Navy ships video over phone lines

Naval shipyard is using video collaboration tool that avoids gobbling LAN bandwidth

Portsmouth Naval Shipyard

Using a video collaboration tool that does not gobble up bandwidth on its local-area network, the Portsmouth Naval Shipyard is visually connecting its employees during emergency situations.

Video Network Communications Inc., a provider of visual networking solutions, recently finished the initial installation of its Visual Networking Systems solution at the shipyard. The product uses telephone lines to deliver point-and-click, TV-quality video capabilities for multipoint video communications, on-demand access to camera feeds and data collaboration, said Mike Bennis, director of government sales at VNCI.

The shipyard's primary mission is the overhaul, repair, modernization and refueling of nuclear-powered submarines. It is among the most experienced naval shipyards in submarine design, construction, modernization and maintenance, and is diversifying in the deep ocean submersible and special operations arenas. No one from PNS was available to comment for this story.

"There are 35 workstations using our technology to communicate with one another during an emergency—whether it's staged or real," Bennis said. "They are in several rooms [in two buildings] and everyone can see one another and collaborate with one another."

The solution is a point-and-click application that requires virtually no training and can be used on any desktop PC, Apple Computer Inc. Macintosh or workstation, Bennis said. The shipyard is on a 32-user switch, but has plans to upgrade to a 64-user model.

Feeds from individual stations can be pumped to large screens throughout the complex or to the rest of the stations. As briefings take place, users "don't have to leave their stations to get the latest and greatest information from the control center," Bennis said.

"The gem of the whole technology is that we're using the existing telephone lines in very old buildings to deliver TV-quality video," Bennis said. "There's no new infrastructure for a system that otherwise would have been impossible or cost-prohibitive."

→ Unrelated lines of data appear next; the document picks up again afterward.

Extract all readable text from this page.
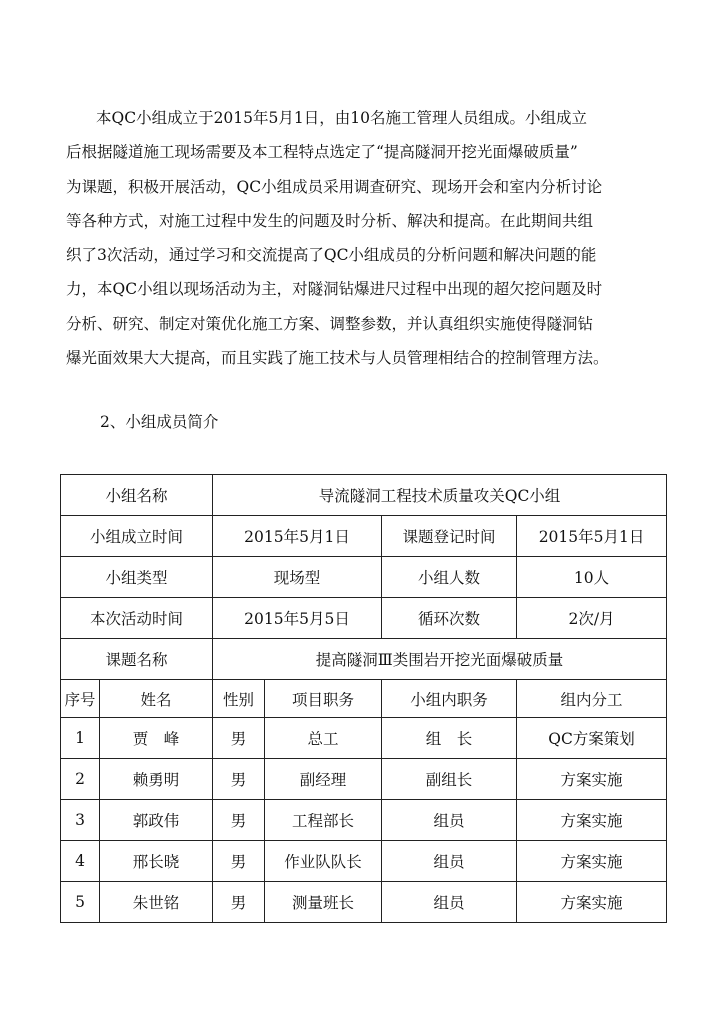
本QC小组成立于2015年5月1日，由10名施工管理人员组成。小组成立
后根据隧道施工现场需要及本工程特点选定了“提高隧洞开挖光面爆破质量”
为课题，积极开展活动，QC小组成员采用调查研究、现场开会和室内分析讨论
等各种方式，对施工过程中发生的问题及时分析、解决和提高。在此期间共组
织了3次活动，通过学习和交流提高了QC小组成员的分析问题和解决问题的能
力，本QC小组以现场活动为主，对隧洞钻爆进尺过程中出现的超欠挖问题及时
分析、研究、制定对策优化施工方案、调整参数，并认真组织实施使得隧洞钻
爆光面效果大大提高，而且实践了施工技术与人员管理相结合的控制管理方法。
2、小组成员简介
小组名称		导流隧洞工程技术质量攻关QC小组			
小组成立时间		2015年5月1日		课题登记时间	2015年5月1日
小组类型		现场型		小组人数	10人
本次活动时间		2015年5月5日		循环次数	2次/月
课题名称		提高隧洞Ⅲ类围岩开挖光面爆破质量			
序号	姓名	性别	项目职务	小组内职务	组内分工
1	贾　峰	男	总工	组　长	QC方案策划
2	赖勇明	男	副经理	副组长	方案实施
3	郭政伟	男	工程部长	组员	方案实施
4	邢长晓	男	作业队队长	组员	方案实施
5	朱世铭	男	测量班长	组员	方案实施
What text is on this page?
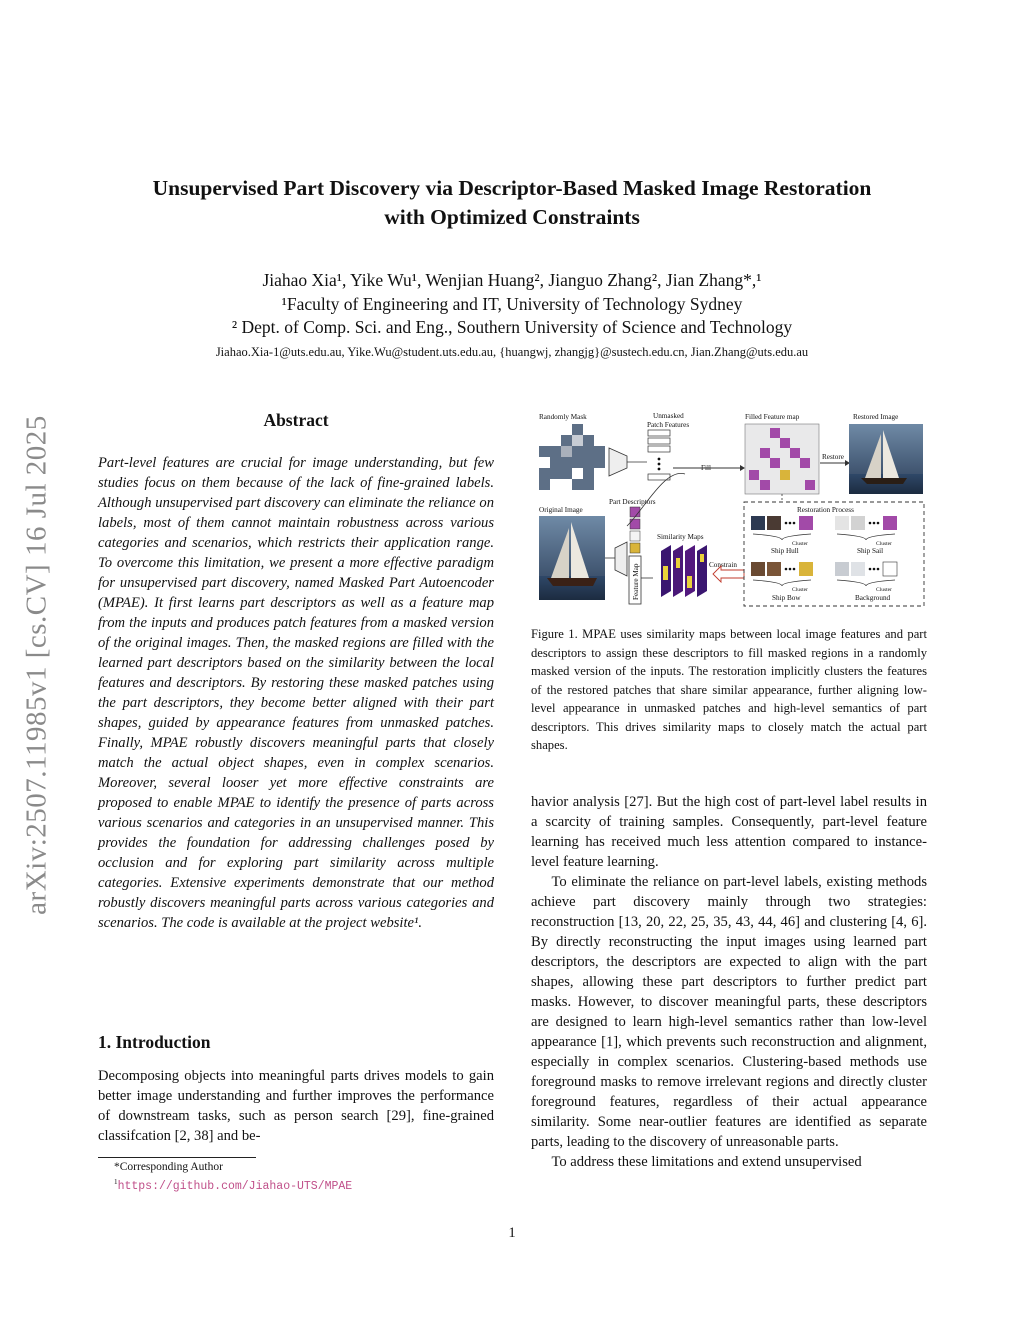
arXiv:2507.11985v1 [cs.CV] 16 Jul 2025
Unsupervised Part Discovery via Descriptor-Based Masked Image Restoration
with Optimized Constraints
Jiahao Xia¹, Yike Wu¹, Wenjian Huang², Jianguo Zhang², Jian Zhang*,¹
¹Faculty of Engineering and IT, University of Technology Sydney
² Dept. of Comp. Sci. and Eng., Southern University of Science and Technology
Jiahao.Xia-1@uts.edu.au, Yike.Wu@student.uts.edu.au, {huangwj, zhangjg}@sustech.edu.cn, Jian.Zhang@uts.edu.au
Abstract
Part-level features are crucial for image understanding, but few studies focus on them because of the lack of fine-grained labels. Although unsupervised part discovery can eliminate the reliance on labels, most of them cannot maintain robustness across various categories and scenarios, which restricts their application range. To overcome this limitation, we present a more effective paradigm for unsupervised part discovery, named Masked Part Autoencoder (MPAE). It first learns part descriptors as well as a feature map from the inputs and produces patch features from a masked version of the original images. Then, the masked regions are filled with the learned part descriptors based on the similarity between the local features and descriptors. By restoring these masked patches using the part descriptors, they become better aligned with their part shapes, guided by appearance features from unmasked patches. Finally, MPAE robustly discovers meaningful parts that closely match the actual object shapes, even in complex scenarios. Moreover, several looser yet more effective constraints are proposed to enable MPAE to identify the presence of parts across various scenarios and categories in an unsupervised manner. This provides the foundation for addressing challenges posed by occlusion and for exploring part similarity across multiple categories. Extensive experiments demonstrate that our method robustly discovers meaningful parts across various categories and scenarios. The code is available at the project website¹.
1. Introduction
Decomposing objects into meaningful parts drives models to gain better image understanding and further improves the performance of downstream tasks, such as person search [29], fine-grained classifcation [2, 38] and be-
*Corresponding Author
$^1$https://github.com/Jiahao-UTS/MPAE
Randomly Mask	Unmasked
Patch Features
Filled Feature map	Restored Image
Fill
Restore
Original Image
Part Descriptors
Feature Map
Similarity Maps
Constrain
Restoration Process
Cluster
Ship Hull
Cluster
Ship Sail
Cluster
Ship Bow
Cluster
Background
Figure 1. MPAE uses similarity maps between local image features and part descriptors to assign these descriptors to fill masked regions in a randomly masked version of the inputs. The restoration implicitly clusters the features of the restored patches that share similar appearance, further aligning low-level appearance in unmasked patches and high-level semantics of part descriptors. This drives similarity maps to closely match the actual part shapes.

havior analysis [27]. But the high cost of part-level label results in a scarcity of training samples. Consequently, part-level feature learning has received much less attention compared to instance-level feature learning.

To eliminate the reliance on part-level labels, existing methods achieve part discovery mainly through two strategies: reconstruction [13, 20, 22, 25, 35, 43, 44, 46] and clustering [4, 6]. By directly reconstructing the input images using learned part descriptors, the descriptors are expected to align with the part shapes, allowing these part descriptors to further predict part masks. However, to discover meaningful parts, these descriptors are designed to learn high-level semantics rather than low-level appearance [1], which prevents such reconstruction and alignment, especially in complex scenarios. Clustering-based methods use foreground masks to remove irrelevant regions and directly cluster foreground features, regardless of their actual appearance similarity. Some near-outlier features are identified as separate parts, leading to the discovery of unreasonable parts.

To address these limitations and extend unsupervised

1
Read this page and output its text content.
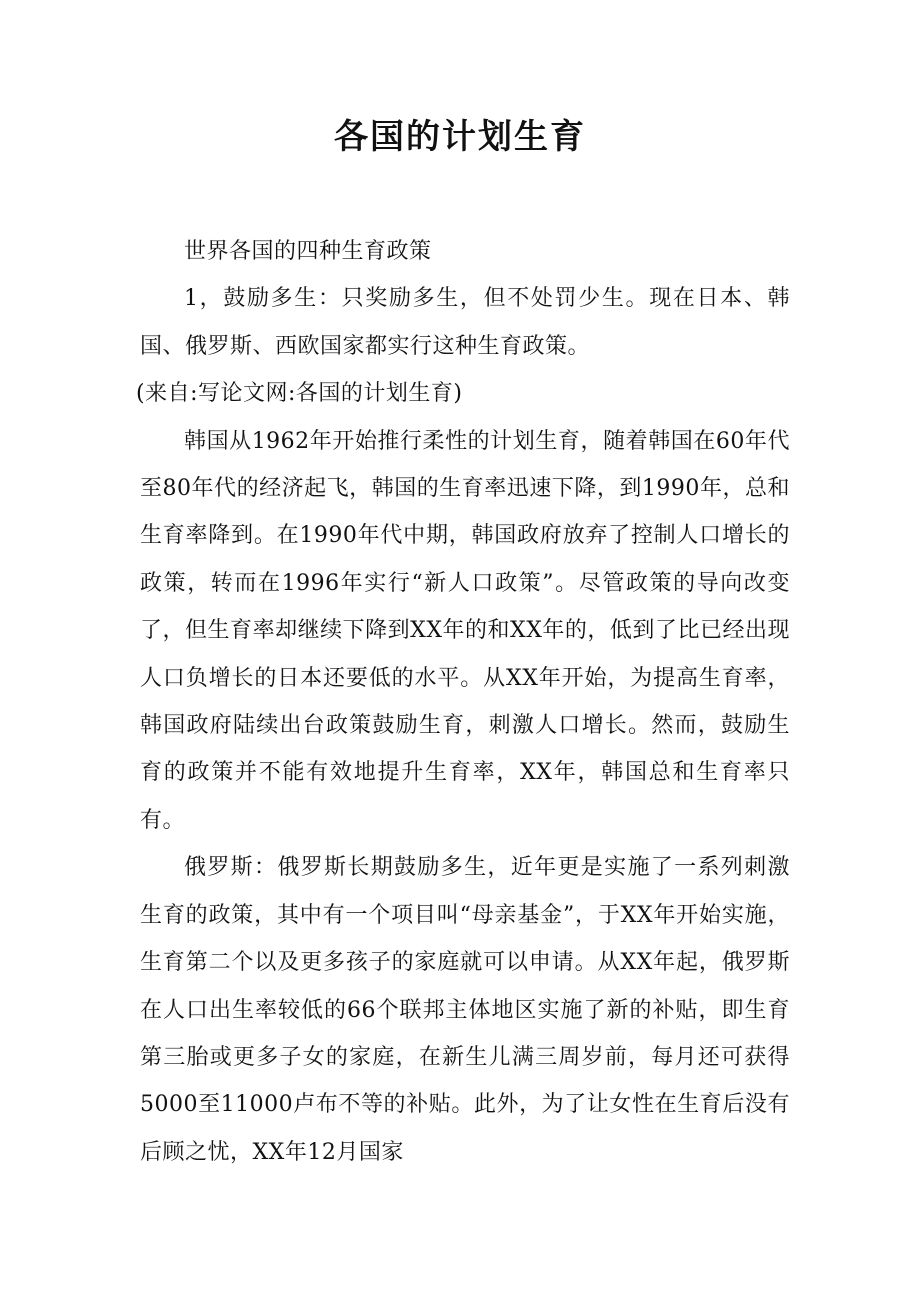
各国的计划生育

世界各国的四种生育政策

1，鼓励多生：只奖励多生，但不处罚少生。现在日本、韩国、俄罗斯、西欧国家都实行这种生育政策。

(来自:写论文网:各国的计划生育)

韩国从1962年开始推行柔性的计划生育，随着韩国在60年代至80年代的经济起飞，韩国的生育率迅速下降，到1990年，总和生育率降到。在1990年代中期，韩国政府放弃了控制人口增长的政策，转而在1996年实行“新人口政策”。尽管政策的导向改变了，但生育率却继续下降到XX年的和XX年的，低到了比已经出现人口负增长的日本还要低的水平。从XX年开始，为提高生育率，韩国政府陆续出台政策鼓励生育，刺激人口增长。然而，鼓励生育的政策并不能有效地提升生育率，XX年，韩国总和生育率只有。

俄罗斯：俄罗斯长期鼓励多生，近年更是实施了一系列刺激生育的政策，其中有一个项目叫“母亲基金”，于XX年开始实施，生育第二个以及更多孩子的家庭就可以申请。从XX年起，俄罗斯在人口出生率较低的66个联邦主体地区实施了新的补贴，即生育第三胎或更多子女的家庭，在新生儿满三周岁前，每月还可获得5000至11000卢布不等的补贴。此外，为了让女性在生育后没有后顾之忧，XX年12月国家
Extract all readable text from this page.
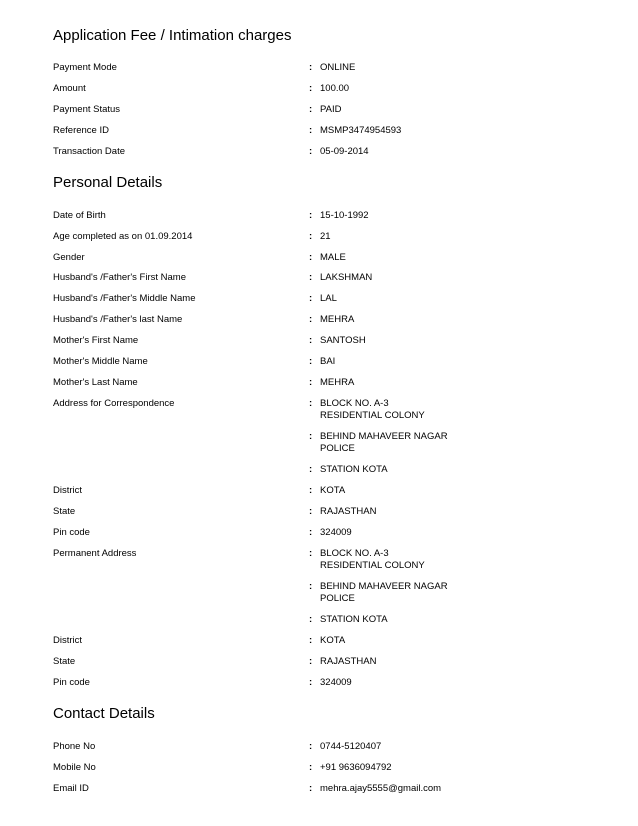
Application Fee / Intimation charges
Payment Mode	: ONLINE
Amount	: 100.00
Payment Status	: PAID
Reference ID	: MSMP3474954593
Transaction Date	: 05-09-2014
Personal Details
Date of Birth	: 15-10-1992
Age completed as on 01.09.2014	: 21
Gender	: MALE
Husband's /Father's First Name	: LAKSHMAN
Husband's /Father's Middle Name	: LAL
Husband's /Father's last Name	: MEHRA
Mother's First Name	: SANTOSH
Mother's Middle Name	: BAI
Mother's Last Name	: MEHRA
Address for Correspondence	: BLOCK NO. A-3
RESIDENTIAL COLONY
: BEHIND MAHAVEER NAGAR
POLICE
: STATION KOTA
District	: KOTA
State	: RAJASTHAN
Pin code	: 324009
Permanent Address	: BLOCK NO. A-3
RESIDENTIAL COLONY
: BEHIND MAHAVEER NAGAR
POLICE
: STATION KOTA
District	: KOTA
State	: RAJASTHAN
Pin code	: 324009
Contact Details
Phone No	: 0744-5120407
Mobile No	: +91 9636094792
Email ID	: mehra.ajay5555@gmail.com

Bennis said VNCI solutions are generating a lot of interest from government agencies because they avoid typical shortfalls by delivering content to any machine without touching the LAN, while using existing phone lines.

"They almost embrace me when I tell them we can do it with existing lines and it won't touch the LAN," he said, adding that "they don't want to put video on the LAN" because it eats up bandwidth.

The VNCI solution costs $3,000 to $5,000 per seat. Installation at PNS was completed in mid-June with the help of its partners—the Presidio Corp., the project integrator and Wire One Technologies Inc., a video applications service firm, which provided some large monitors in strategic locations.

VNCI's work at PNS is "exactly one step ahead of where the corporate networking people are right now," said Gerry Kaufhold, principal analyst for multimedia and bandwidth networks at Cahners In-Stat Group.

Kaufhold said that VNCI using telephone lines to deliver its solution would serve the company well in its continuing relationship with the Navy because ships are hooked up with phone lines, but not necessarily Ethernet.